En Jerez, como en otras ciudades andalusíes, las disciplinas en las que se basaba el resto de saberes y enseñanzas fueron las ciencias religiosas y el derecho islámico (fiqh). Hubo varios ulemas especializados en estas ramas del saber, entre los que subrayamos al alfaquí y muftí Abu Muhammad Ibn Hushayshi al-Sharishi (m. 674=1275-6), que se hizo experto en fuentes jurídicas y en el reparto de herencias, materias sobre las que escribió el Al-Muqtadab fi l-fiqh (El resumen, sobre derecho islámico); un Nazm al-Tanbih li-l-shayj Abu Ishaq al-Shirazi (Versificación de la Exhortación del derecho islámico de Abu Ishaq al-Shirazi (m. 476=1083)); y un Sharh al-Tanbih li-l-shayj Abu Ishaq al-Shirazi (Comentario de la misma obra). Nos ha llegado, asimismo, el nombre de una obra de Abu Bakr Ibn Rifaa al-Sharishi titulada Tuhfat al-mutahharin wa-awrad al-qanitin (Tesoro de los purificados y flores de los piadosos), cuyo contenido versaba sobre el Corán. Por su parte, el mencionado Abu Bakr Ibn al-Fajjar al-Arkushi al-Sharishi escribió una treintena de obras entre comentarios y libros sobre la cuestión.

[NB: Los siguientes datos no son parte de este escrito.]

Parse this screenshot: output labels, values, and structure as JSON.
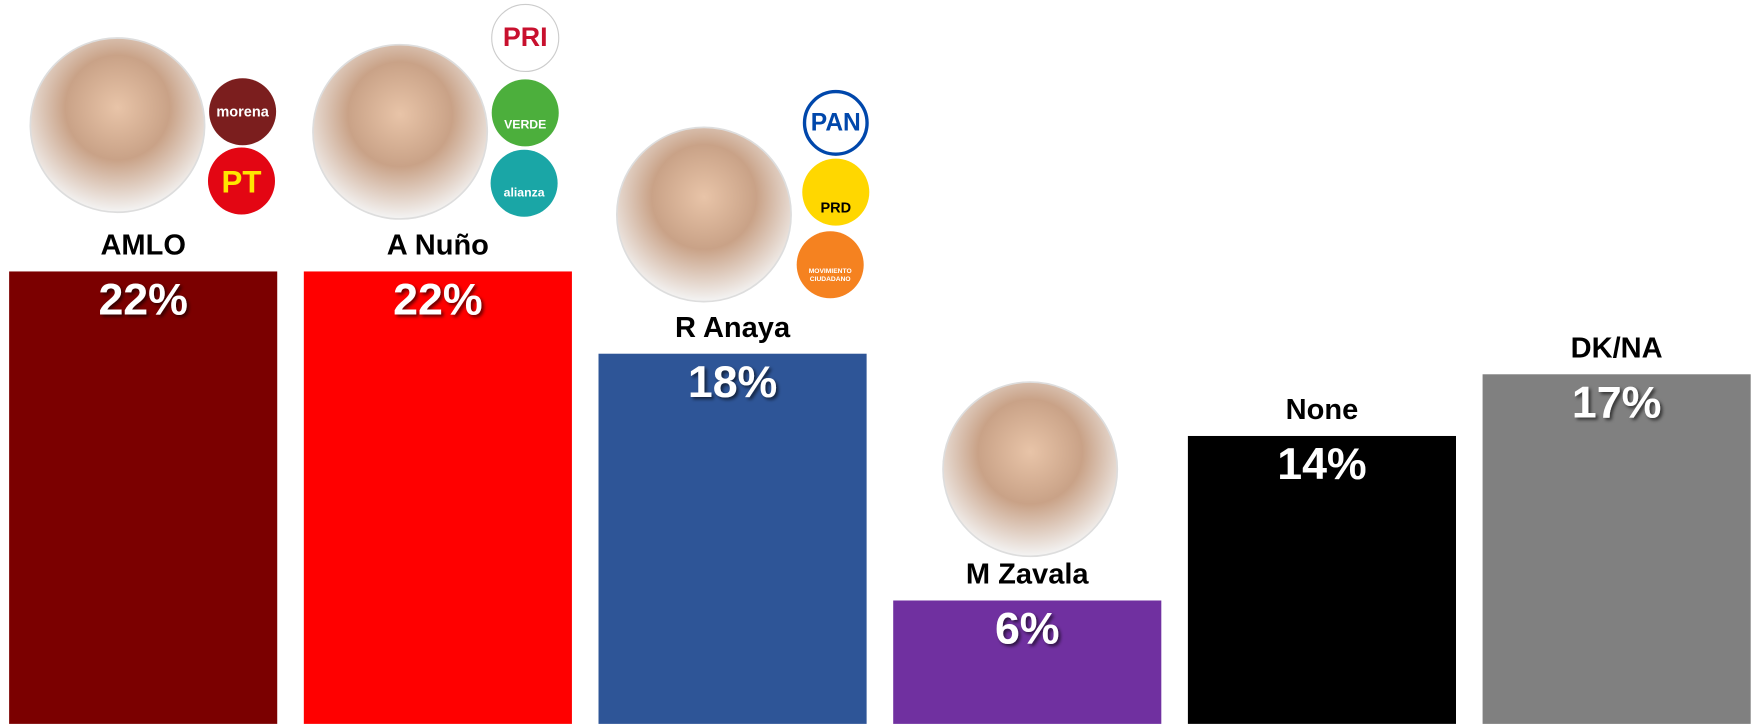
{
  "chart_data": {
    "type": "bar",
    "categories": [
      "AMLO",
      "A Nuño",
      "R Anaya",
      "M Zavala",
      "None",
      "DK/NA"
    ],
    "values": [
      22,
      22,
      18,
      6,
      14,
      17
    ],
    "value_labels": [
      "22%",
      "22%",
      "18%",
      "6%",
      "14%",
      "17%"
    ],
    "colors": [
      "#7b0000",
      "#ff0000",
      "#2e5597",
      "#7030a0",
      "#000000",
      "#808080"
    ],
    "ylim": [
      0,
      22
    ],
    "annotations": [
      "morena",
      "PT",
      "PRI",
      "VERDE",
      "alianza",
      "PAN",
      "PRD",
      "MOVIMIENTO",
      "CIUDADANO"
    ]
  }
}
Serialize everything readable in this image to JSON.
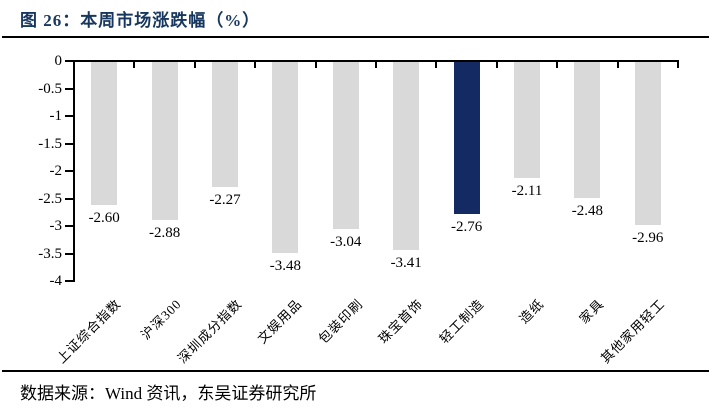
{
  "header": {
    "title": "图 26：本周市场涨跌幅（%）"
  },
  "footer": {
    "source": "数据来源：Wind 资讯，东吴证券研究所"
  },
  "colors": {
    "title": "#17375e",
    "axis": "#000000",
    "bar_default": "#d9d9d9",
    "bar_highlight": "#142a63"
  },
  "chart_data": {
    "type": "bar",
    "title": "本周市场涨跌幅（%）",
    "xlabel": "",
    "ylabel": "",
    "categories": [
      "上证综合指数",
      "沪深300",
      "深圳成分指数",
      "文娱用品",
      "包装印刷",
      "珠宝首饰",
      "轻工制造",
      "造纸",
      "家具",
      "其他家用轻工"
    ],
    "values": [
      -2.6,
      -2.88,
      -2.27,
      -3.48,
      -3.04,
      -3.41,
      -2.76,
      -2.11,
      -2.48,
      -2.96
    ],
    "data_labels": [
      "-2.60",
      "-2.88",
      "-2.27",
      "-3.48",
      "-3.04",
      "-3.41",
      "-2.76",
      "-2.11",
      "-2.48",
      "-2.96"
    ],
    "highlight_index": 6,
    "highlight_category": "轻工制造",
    "ylim": [
      -4,
      0
    ],
    "yticks": [
      0,
      -0.5,
      -1,
      -1.5,
      -2,
      -2.5,
      -3,
      -3.5,
      -4
    ],
    "ytick_labels": [
      "0",
      "-0.5",
      "-1",
      "-1.5",
      "-2",
      "-2.5",
      "-3",
      "-3.5",
      "-4"
    ],
    "grid": false,
    "legend": "none",
    "bar_orientation": "vertical-negative"
  }
}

También la medicina ocupó un notorio espacio en Jerez. Conocemos el nombre de varios galenos que ejercieron su profesión en la ciudad: Abu Zayd al-Fihri al-Ashab (m. entre 640 y 650=1142-3 y 1152-3); el cadí Abu l-Qasim Ibn Qantaral (m. 627=1229); la familia de los Banu Habib (Habib b. Muhammad b. Habib, su hijo Abu Ali Ibn al-Habib al-Sharishi, y su nieto Abu l-Qasim Ibn Habib, de los siglos XII y XIII); o el mencionado Abu Bakr Ibn Rifaa al-Sharishi, autor del Manyat al-atibba wa-malya al-alibba (Refugio de los médicos y abrigo de los inteligentes); el Madubat al-atibba (El banquete de los médicos), libro que incluía sentencias sobre el tema y que, como el primero, no se conserva; y una uryuza también inédita que dedicó al califa al-Mansur sobre los remedios de la tríaca compuesta por cincuenta elementos.

Jerez andalusí. Producción intelectual (IV)

Las formas y métodos de enseñanza no diferirán del resto de urbes andalusíes e islámicas. Los lugares donde esta actividad se llevaba a cabo eran diversos: en Jerez, nos dicen las fuentes que Abu Abd Allah Ibn Hubasa al-Sharishi (m. a finales del siglo XII) ejercía su labor docente en la mezquita aljama, o que el mencionado Abu l-Abbas Ibn Abd al-Mumin al-Sharishi lo hacía en su propia casa. Este autor nos relata en su Comentario a las Macamas de al-Hariri una simpática anécdota acaecida en la tertulia de un maestro sufí de Jerez:

Uno de los relatos más curiosos sobre el estornudo es el de un sufí de mi ciudad que sabía de memoria mucha poesía, y en cuyo maylis (tertulia) no se pasaba una idea por alto sin que sobre ella se compusiera un verso. Y sucedió que un hombre estornudó en su presencia y los presentes le desearon salud, pues [antes] él los había bendecido (1). Y vio el sufí que si él también decía salud debía interrumpir su recitación, lo que no le parecía correcto, pero que de no hacerlo, estaría cometiendo una falta de piedad y cortesía. Entonces, rogó a sus discípulos que alguno de ellos pusiera en verso este pensamiento. Y dijo el noble visir Abu Amr Ibn Muhammad [Ibn Giyat]:

¡Oh tú que estornudas, salud, pues proclamas la alabanza a Dios!

Ruega con la más pura de las intenciones que perdonemos a nuestro maestro

y dile: ¡mi bendición se dirige a todos los que nos encontramos en tu presencia!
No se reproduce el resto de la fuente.